Literature DB >> 32101581

Vascular density in age-related macular degeneration after one year of antiVEGF treatment with treat-and-extend and fixed regimens.

Miklós D Resch1, Anikó Balogh1,2, Gábor Gy Deák3, Zoltán Z Nagy1, András Papp1.   

Abstract

Treatment of neovascular age-related macular degeneration (nAMD) with VEGF can be performed with several posologies.
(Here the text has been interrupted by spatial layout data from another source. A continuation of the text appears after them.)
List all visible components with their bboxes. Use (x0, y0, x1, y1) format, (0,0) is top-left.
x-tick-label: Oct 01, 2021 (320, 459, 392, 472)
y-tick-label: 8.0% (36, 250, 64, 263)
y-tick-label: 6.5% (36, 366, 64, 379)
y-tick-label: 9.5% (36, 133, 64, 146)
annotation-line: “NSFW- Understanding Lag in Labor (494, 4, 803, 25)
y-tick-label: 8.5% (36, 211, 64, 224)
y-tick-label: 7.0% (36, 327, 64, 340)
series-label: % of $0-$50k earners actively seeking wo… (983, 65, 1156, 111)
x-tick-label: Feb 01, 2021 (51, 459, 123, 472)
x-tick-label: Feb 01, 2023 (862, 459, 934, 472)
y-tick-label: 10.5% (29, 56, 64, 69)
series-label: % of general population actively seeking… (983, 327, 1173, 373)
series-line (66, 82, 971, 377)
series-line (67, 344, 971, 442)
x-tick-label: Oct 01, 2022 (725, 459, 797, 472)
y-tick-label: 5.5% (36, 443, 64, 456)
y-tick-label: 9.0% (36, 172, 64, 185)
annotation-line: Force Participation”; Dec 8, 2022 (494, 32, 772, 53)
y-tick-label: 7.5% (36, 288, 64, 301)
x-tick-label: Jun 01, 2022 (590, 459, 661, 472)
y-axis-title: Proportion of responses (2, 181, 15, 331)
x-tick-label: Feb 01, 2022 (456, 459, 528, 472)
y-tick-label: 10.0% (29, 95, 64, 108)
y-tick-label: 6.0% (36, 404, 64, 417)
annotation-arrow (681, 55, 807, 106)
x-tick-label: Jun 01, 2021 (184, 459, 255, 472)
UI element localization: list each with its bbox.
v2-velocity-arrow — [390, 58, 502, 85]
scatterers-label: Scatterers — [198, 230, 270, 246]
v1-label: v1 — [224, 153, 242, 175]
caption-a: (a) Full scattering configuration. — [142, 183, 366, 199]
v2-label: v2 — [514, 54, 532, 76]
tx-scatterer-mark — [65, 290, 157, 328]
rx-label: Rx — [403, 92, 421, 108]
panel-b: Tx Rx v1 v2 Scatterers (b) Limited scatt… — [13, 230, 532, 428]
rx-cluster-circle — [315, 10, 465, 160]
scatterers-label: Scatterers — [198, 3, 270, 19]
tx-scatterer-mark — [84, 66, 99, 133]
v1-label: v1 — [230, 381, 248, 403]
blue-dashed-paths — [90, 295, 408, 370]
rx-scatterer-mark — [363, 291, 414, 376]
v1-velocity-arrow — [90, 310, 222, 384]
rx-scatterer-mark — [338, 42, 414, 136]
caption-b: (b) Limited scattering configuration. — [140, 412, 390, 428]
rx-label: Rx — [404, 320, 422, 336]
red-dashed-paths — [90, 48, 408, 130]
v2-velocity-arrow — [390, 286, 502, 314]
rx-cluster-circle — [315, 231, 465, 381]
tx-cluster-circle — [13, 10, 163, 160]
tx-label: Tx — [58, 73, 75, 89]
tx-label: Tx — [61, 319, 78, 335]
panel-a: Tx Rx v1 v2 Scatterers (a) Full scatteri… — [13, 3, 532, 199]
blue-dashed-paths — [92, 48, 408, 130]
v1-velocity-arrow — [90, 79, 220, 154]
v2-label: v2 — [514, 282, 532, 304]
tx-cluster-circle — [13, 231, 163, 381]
The purpose of our cross-sectional study was to analyze retinal vessel density by quantitative OCT-angiography (OCT-A) and to compare treat-and-extend (T&E) and fixed treatment protocols to a control group with dry AMD. Altogether 48 patients were enrolled: 13 eyes with T&E protocol ranibizumab treatment (group A) and 17 eyes with fixed regimen aflibercept therapy (group B), the control group comprised 18 eyes with dry AMD (group C). One year after the start of the treatment, quantitative OCT-A (AngioVue-Optovue, Fermont, USA) was performed: superficial and deep retinal vessel densities were analyzed in the foveal and parafoveal regions. Our results show, that the density of retinal superficial vasculature in the fovea was not different between the treatment groups (A: 25.9±9.1%; B: 24.3%±8.9), neither from group C (25.6±4.8%). Superficial parafoveal vascular density of the retina, however, was decreased in both treated groups (A: 46.7±9.1%, B: 42.9±6.1%, C: 49.7±4.9%). In the deep retinal plexus, vascular density was lower in both treatment groups compared to that of in controls in both the foveal and parafoveal area (A: 29.8±6.3%, B: 32.5±6.9%, C: 36.4±1.7% and A: 46.3±3.8%, B: 47.1±5.3%, C: 49.7±4.9%, foveal and parafoveal respectively). Our data suggest, that after one year of anti-VEGF treatment, reduced macular vessel density in three of the four examined vascular regions can be found independent of the treatment regimen.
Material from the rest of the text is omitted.